Malgré la table et les quatre chaises qui dominent l'avant de la scène, les comédiens ne resteront pas longtemps en place. (©Stéphanie Buchler)

Frank Hoffmann met en scène dans «son» Théâtre national du Luxembourg « Le Dieu du carnage », une pièce écrite par Yasmina Reza en 2007. A découvrir jusqu’à dimanche.

Deux couples se donnent rendez-vous dans le salon cossu, à la fois minimaliste et tape-à-l’œil, de l’un d’eux dans le but de résoudre la situation délicate entre leurs deux garçons adolescents. Ferdinand attaque Bruno.
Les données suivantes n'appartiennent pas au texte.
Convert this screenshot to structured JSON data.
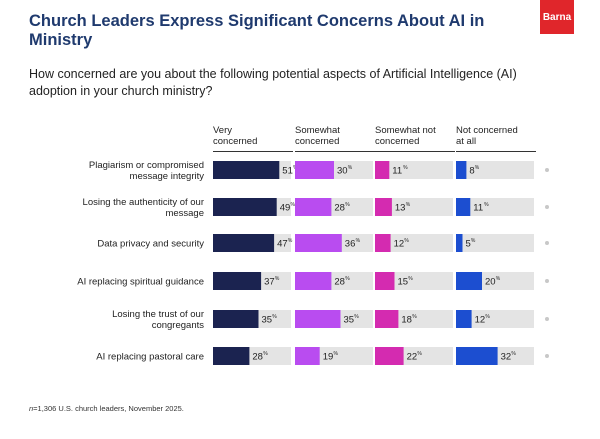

Le premier a en effet agressé le second «armé d’un bâton» et les Houillé, les parents de la victime, comptent l’écrire noir sur blanc dans un compte rendu. Alain Reille réagit immédiatement, «armé» ? L’avocat trouve le terme un peu fort.

Un différend sur le terme qui ne sera que la première brèche dans les murs de la bienséance que chacun s’impose. Alors que tout avait commencé comme un goûter bon chic bon genre, on ne peut plus poli et bienveillant, les masques vont rapidement tomber et chacun va laisser ressortir l’animal qu’il garde en son for intérieur. Si Alain Reille, avec son téléphone toujours à portée de main et son cynisme à toute épreuve, s’impose rapidement comme le plus énervant des quatre, pas un ne saura rester magnanime, bienveillant, positif… Chacun à tour de rôle s’en prend aux autres, à tous les autres – même son partenaire –, ou sera, au contraire, pris à partie par les autres.

Totalement embarqués

Comme dans le texte de Yasmina Reza, les échanges verbaux fusent. Il est logique de retrouver une mise en scène on ne peut plus nerveuse, rapide, pressée. Malgré la table et les quatre chaises qui dominent l’avant de la scène, les comédiens ne resteront pas longtemps en place. Ils utiliseront d’ailleurs tout l’espace scénique et toute la scénographie de Christoph Rasche. Devant, comme derrière ces murs, tout en transparence uniquement décorés de masques africains.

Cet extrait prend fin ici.